Aber es reicht nicht, nur zu demonstrieren, und das haben viele junge Leute in dieser Runde gelernt, findet Jafari. „Man sieht zwei Arten von Menschen, die aus dem Gefängnis kommen“, sagt er am Telefon. „Ein großer Teil ist traumatisiert und depressiv, andere gehen stärker daraus hervor. Sie betraten die Zelle als Neulinge und lernten, wie das System funktioniert, wie man mit seinen Vernehmungsbeamten spricht. Sie denken jetzt nach, und die Chancen stehen gut, dass sie beim nächsten Mal besser vorbereitet aufstehen.“
Die iranische Revolution
Es war eine Flugzeugtreppe, die vor 44 Jahren eine neue Ära einläutete: Erst als Mohammad Reza Pahlavi, der Schah von Persien, am 16. Januar 1979 weinend die Stufen hinaufstieg. Er ging in Urlaub, so hieß es, aber der Schah würde sein Land nie wieder sehen.
Ein paar Wochen später, am 1. Februar, war es Ayatollah Ruhollah Khomeini, der eine Flugzeugtreppe hinabstieg. Nach Jahren des Exils wurde er von Millionen von Menschen begrüßt, die hofften, dass sich alles ändern würde. Und das stimmte: Im selben Monat war die Islamische Revolution eine Tatsache.

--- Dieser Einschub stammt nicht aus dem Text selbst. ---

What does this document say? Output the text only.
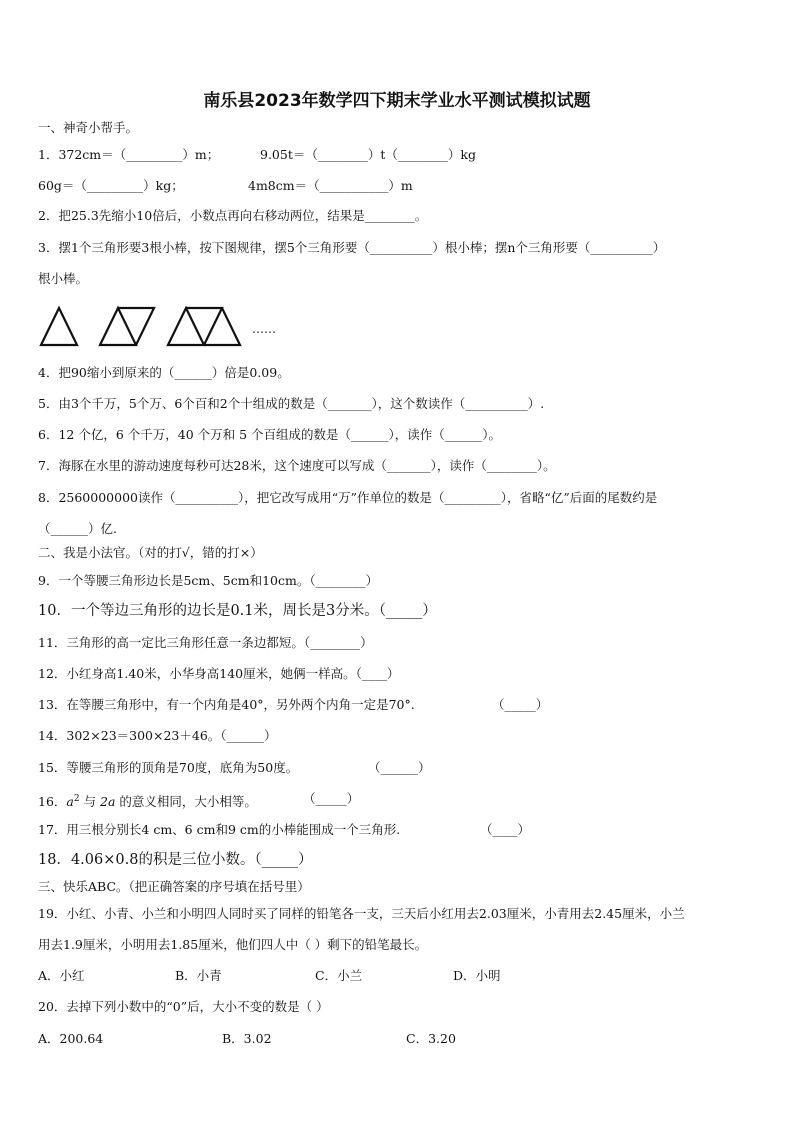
南乐县2023年数学四下期末学业水平测试模拟试题
一、神奇小帮手。
1．372cm＝（_________）m；	9.05t＝（________）t（________）kg
60g＝（_________）kg；	4m8cm＝（___________）m
2．把25.3先缩小10倍后，小数点再向右移动两位，结果是________。
3．摆1个三角形要3根小棒，按下图规律，摆5个三角形要（__________）根小棒；摆n个三角形要（__________）
根小棒。
……
4．把90缩小到原来的（______）倍是0.09。
5．由3个千万，5个万、6个百和2个十组成的数是（_______），这个数读作（__________）.
6．12 个亿，6 个千万，40 个万和 5 个百组成的数是（______），读作（______）。
7．海豚在水里的游动速度每秒可达28米，这个速度可以写成（_______），读作（________）。
8．2560000000读作（__________），把它改写成用“万”作单位的数是（_________），省略“亿”后面的尾数约是
（______）亿.
二、我是小法官。（对的打√，错的打×）
9．一个等腰三角形边长是5cm、5cm和10cm。（________）
10．一个等边三角形的边长是0.1米，周长是3分米。（_____）
11．三角形的高一定比三角形任意一条边都短。（________）
12．小红身高1.40米，小华身高140厘米，她俩一样高。（____）
13．在等腰三角形中，有一个内角是40°，另外两个内角一定是70°.	（_____）
14．302×23＝300×23＋46。（______）
15．等腰三角形的顶角是70度，底角为50度。	（______）
16．$a^2$ 与 2a 的意义相同，大小相等。	（_____）
17．用三根分别长4 cm、6 cm和9 cm的小棒能围成一个三角形.	（____）
18．4.06×0.8的积是三位小数。（_____）
三、快乐ABC。（把正确答案的序号填在括号里）
19．小红、小青、小兰和小明四人同时买了同样的铅笔各一支，三天后小红用去2.03厘米，小青用去2.45厘米，小兰
用去1.9厘米，小明用去1.85厘米，他们四人中（ ）剩下的铅笔最长。
A．小红	B．小青	C．小兰	D．小明
20．去掉下列小数中的“0”后，大小不变的数是（ ）
A．200.64	B．3.02	C．3.20
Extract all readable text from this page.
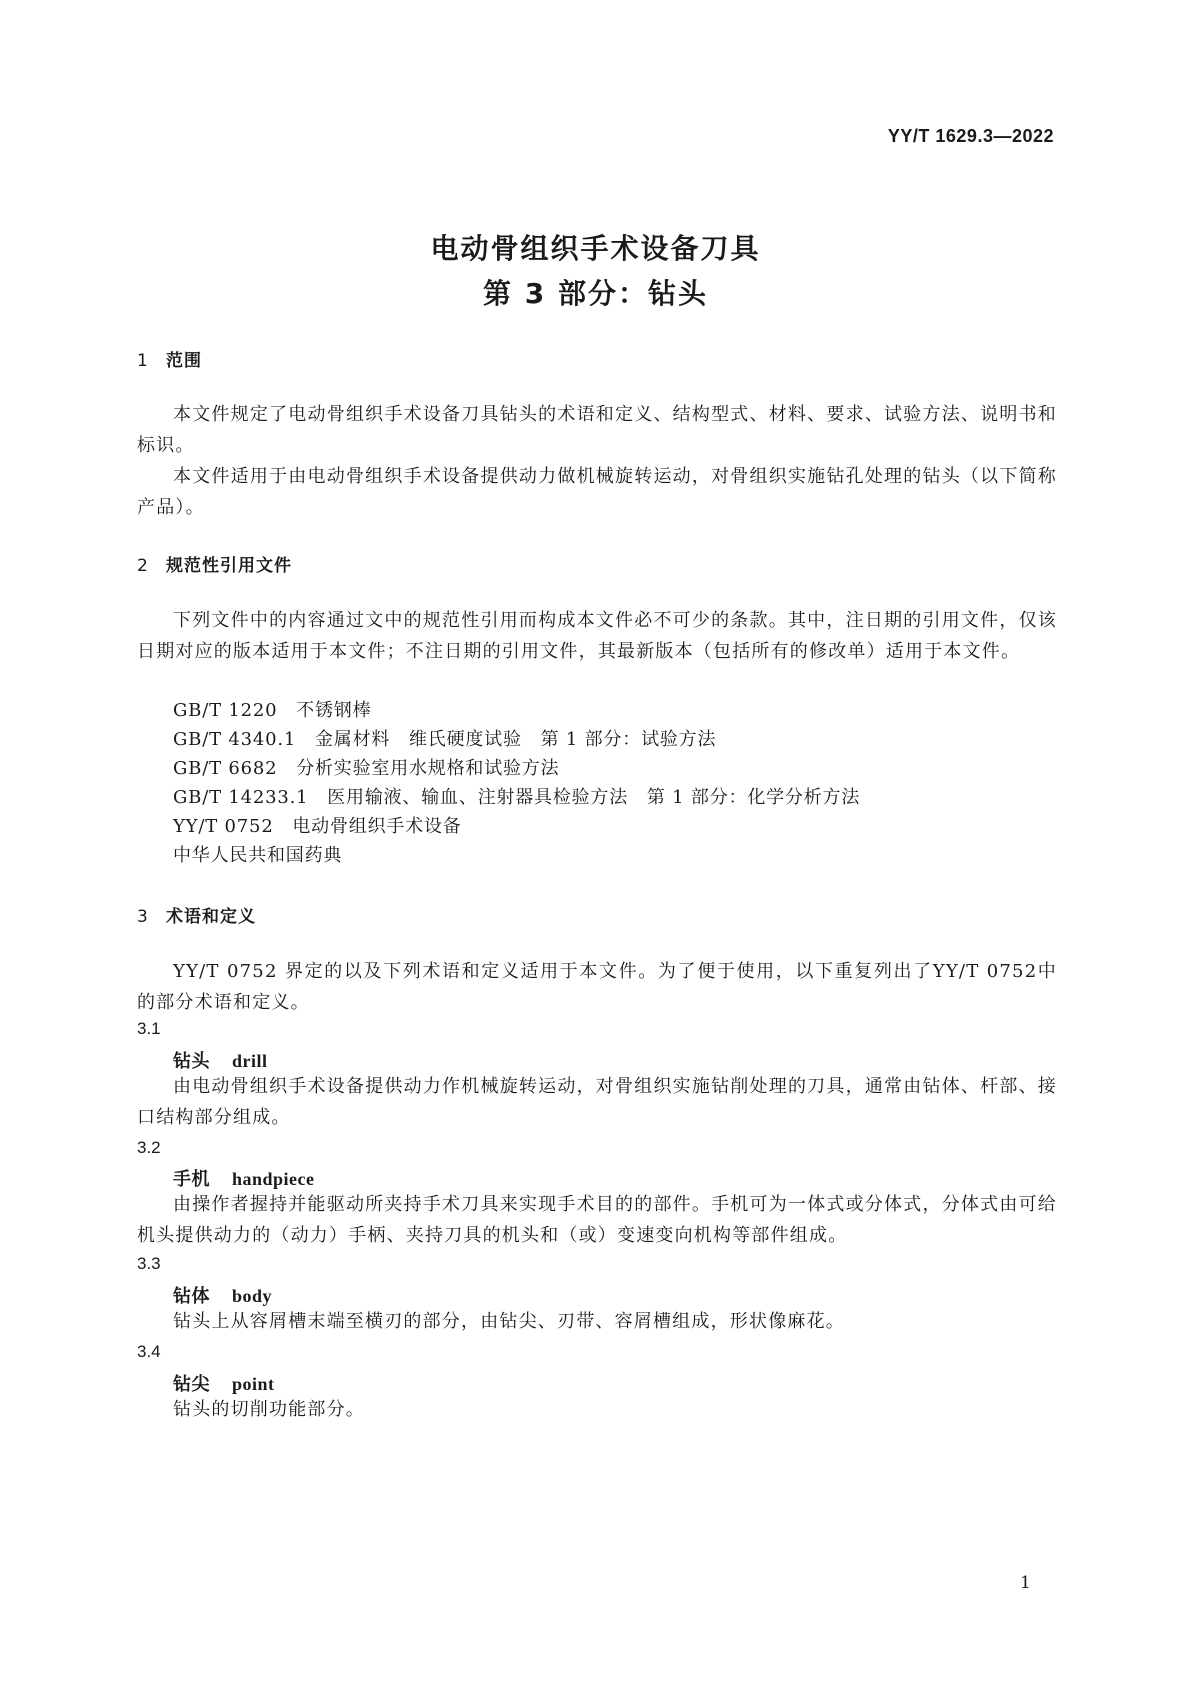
YY/T 1629.3—2022
电动骨组织手术设备刀具
第 3 部分：钻头
1 范围

本文件规定了电动骨组织手术设备刀具钻头的术语和定义、结构型式、材料、要求、试验方法、说明书和标识。

本文件适用于由电动骨组织手术设备提供动力做机械旋转运动，对骨组织实施钻孔处理的钻头（以下简称产品）。

2 规范性引用文件

下列文件中的内容通过文中的规范性引用而构成本文件必不可少的条款。其中，注日期的引用文件，仅该日期对应的版本适用于本文件；不注日期的引用文件，其最新版本（包括所有的修改单）适用于本文件。

GB/T 1220　不锈钢棒
GB/T 4340.1　金属材料　维氏硬度试验　第 1 部分：试验方法
GB/T 6682　分析实验室用水规格和试验方法
GB/T 14233.1　医用输液、输血、注射器具检验方法　第 1 部分：化学分析方法
YY/T 0752　电动骨组织手术设备
中华人民共和国药典
3 术语和定义

YY/T 0752 界定的以及下列术语和定义适用于本文件。为了便于使用，以下重复列出了YY/T 0752中的部分术语和定义。

3.1
钻头 drill

由电动骨组织手术设备提供动力作机械旋转运动，对骨组织实施钻削处理的刀具，通常由钻体、杆部、接口结构部分组成。

3.2
手机 handpiece

由操作者握持并能驱动所夹持手术刀具来实现手术目的的部件。手机可为一体式或分体式，分体式由可给机头提供动力的（动力）手柄、夹持刀具的机头和（或）变速变向机构等部件组成。

3.3
钻体 body

钻头上从容屑槽末端至横刃的部分，由钻尖、刃带、容屑槽组成，形状像麻花。

3.4
钻尖 point

钻头的切削功能部分。

1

Seit Jahren rumort es im Land. Während eine kleine Oberschicht ein Leben im Luxus genoss, litt der Großteil der Bevölkerung unter Armut, und 1977 rebellierten Studenten gegen das diktatorische, pro-westliche Regime des Schahs. Es folgten immer mehr Demonstrationen, denen sich immer mehr Bevölkerungsgruppen anschlossen. Als 1978 ein Protest brutal niedergeschlagen wurde, explodierte das Pulverfass, und innerhalb weniger Monate gab es einen regelrechten Volksaufstand.
Kurz bevor der Schah das Land verließ, ernannte er schnell einen neuen Premierminister, aber dieser Shapour Bakhtiar hielt nicht lange an: Am 11. Februar stieg er auch eine Flugzeugtreppe hinauf und ging. In derselben Nacht übernahmen die Revolutionäre die nationalen Radio- und Fernsehsender und verkündeten den Sieg. Das Regime des Schahs war offiziell vorbei.